Depuis le début de la crise sanitaire, le milieu culturel et artistique apparaît comme l’un des plus touché. Mais à Mayotte, du fait de l’application encore partielle du droit commun, les artistes et intermittents apparaissent souvent comme invisibles aux yeux de Paris et de ses décisionnaires. Alors, le collectif des Arts Confondus vient d’enclencher la première étape d’une enquête d’ampleur, visant à recenser les acteurs du secteur, leurs revenus et leurs besoins.
À travers l’île aux parfums, le recensement est souvent une question épineuse. Et le milieu artistique n’y déroge pas. Ainsi, le collectif des Arts Confondus, formés par plusieurs structures culturelles, vient de lancer le premier volet d’une étude inédite, visant à compter tous les pratiquants des arts dits vivants à Mayotte.

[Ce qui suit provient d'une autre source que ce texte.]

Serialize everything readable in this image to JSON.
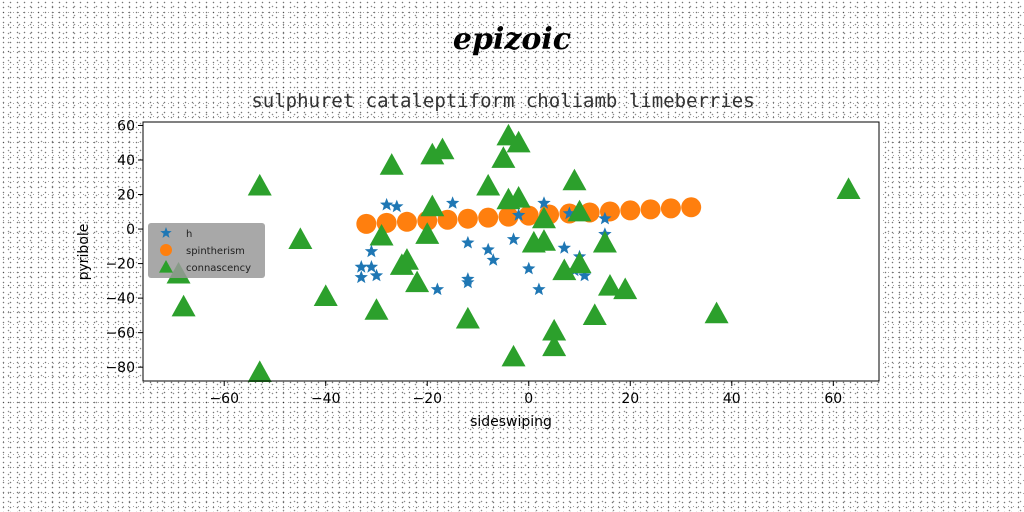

« Nous travaillons sur cette reconnaissance depuis 2018 », souligne Sophie Huvet, porte-parole du collectif et directrice de l’association Hip-Hop Évolution. « Lorsque nous voulions engager des démarches avec le ministère de la culture à Paris, nous nous sommes rendus compte que les institutions nationales se demandaient s’il y avait réellement des artistes à Mayotte… » Et pour cause : sans observatoire et sans reconnaissance du statut d’intermittent sur l’île, difficile pour le 101ème département de rendre visibles ses artistes et les difficultés qu’ils peuvent rencontrer sur le territoire, où le droit commun ne leur permet pas encore de jouir des mêmes avantages que leurs homologues métropolitains. D’abord programmée pour le début d’année dernière, l’enquête a dû être repoussée face à la dégradation de la situation sanitaire. « Comme nous étions tous occupés à essayer de sauver nos structures et réorganiser nos activités, la mise en place a été plus longue que prévu. Et puis n’oublions pas que plus de 50% des gens qui travaillent dans les structures culturelles sont des bénévoles, donc ils ont aussi une activité à assumer à côté… », décrit encore Sophie Huvet.

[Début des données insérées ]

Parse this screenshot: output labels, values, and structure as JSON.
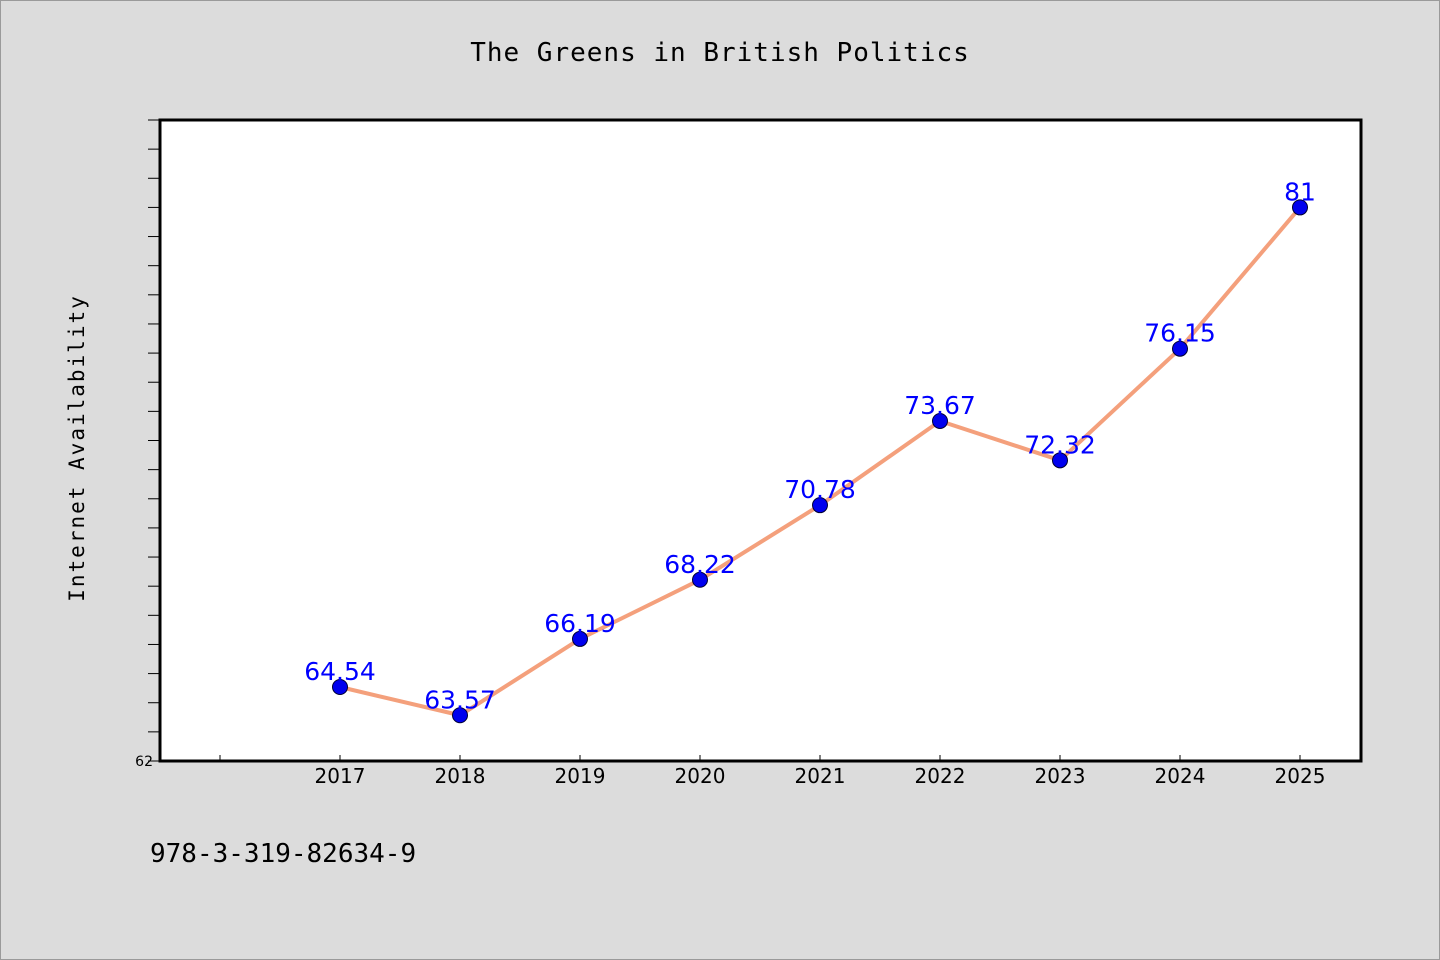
{
  "chart_data": {
    "type": "line",
    "title": "The Greens in British Politics",
    "ylabel": "Internet Availability",
    "xlabel": "",
    "categories": [
      "2017",
      "2018",
      "2019",
      "2020",
      "2021",
      "2022",
      "2023",
      "2024",
      "2025"
    ],
    "series": [
      {
        "values": [
          64.54,
          63.57,
          66.19,
          68.22,
          70.78,
          73.67,
          72.32,
          76.15,
          81
        ]
      }
    ],
    "data_labels": [
      "64.54",
      "63.57",
      "66.19",
      "68.22",
      "70.78",
      "73.67",
      "72.32",
      "76.15",
      "81"
    ],
    "ylim": [
      62,
      84
    ],
    "y_tick_labels": [
      "62"
    ],
    "grid": false,
    "legend": "none",
    "colors": {
      "line": "#f4a07c",
      "marker": "#0000ee",
      "label": "#0000ff",
      "background": "#dcdcdc",
      "plot": "#ffffff"
    }
  },
  "footer": {
    "isbn": "978-3-319-82634-9"
  }
}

Une enquête en trois temps
Mais désormais, la machine est bel et bien en marche. Jusqu’à la fin du mois, le premier formulaire (disponible sur la page Facebook « Les Arts Confondus Mayotte ») permettra ainsi aux jeunes pratiquants amateurs de se signaler, afin notamment d’estimer les besoins en formation professionnalisantes. Puis, viendra le tour des acteurs culturels et artistes, pour étudier leurs revenus et moyens. Enfin, la troisième étape concernera les lieux qui peuvent accueillir des actions d’éducation artistique, et avec elles, un public, du moins lorsque le contexte le permet. « Tout cela va nous permettre de préparer l’avenir de la culture à Mayotte », espère Sophie Huvet. Une stratégie d’autant plus nécessaire en période de crise sanitaire, le nombre d’adhésion aux associations culturelles ayant chuté d’au moins 30% à la rentrée 2020.
Lors du premier confinement, le ministère de la culture avait débloqué 15.000 euros, principalement à destination des techniciens du spectacles mahorais. « Du fait de l’arrêt de la diffusion des spectacles, ils n’avaient plus aucun revenu », précise la porte-parole du collectif des Arts Confondus. « Mais pour les artistes en tant que tels, il ne s’est pas passé grand chose, si ce n’est qu’ils ont pu reprendre un temps les ateliers artistiques en milieu scolaire. On sait que l’on va pouvoir compter sur les aides du Département et de l’État et nous avons finalement réussi à obtenir le chômage partiel à Mayotte pour le secteur culturel, mais les perspectives d’avenir sont encore très fragiles. »
Crédit photos @chababi project
Intermittents mahorais et métropolitains : un même métier, mais des applications différentes
En métropole, tout artiste ou technicien des arts de la scène peut prétendre au statut d’intermittent du spectacle et par conséquent, accéder à des droits et des régimes sociaux conçus selon les spécificités du métier. Un dispositif qui encadre également l’accès à la formation ou à des congés spécifiques selon une convention nationale, décidée avant que l’île ne bascule sous le régime de la départementalisation. Depuis plusieurs années, les professionnels des arts vivants à Mayotte militent pour qu’enfin, le territoire soit intégré dans ces textes. Problème : « Pour ça, il faut rouvrir des négociations avec les syndicats nationaux », résumait déjà Sophie Huvet l’année dernière. Une démarche qui pourrait potentiellement permettre au ministère de se rétracter concernant certains acquis. « Nous, ce qu’on propose, c’est de simplement rajouter Mayotte sans nouvelle négociation, mais même si on le faisait, notre accès à la Sécurité sociale ou à Pôle Emploi ne serait pas le même », du fait de l’arrivée progressive du droit commun sur le territoire.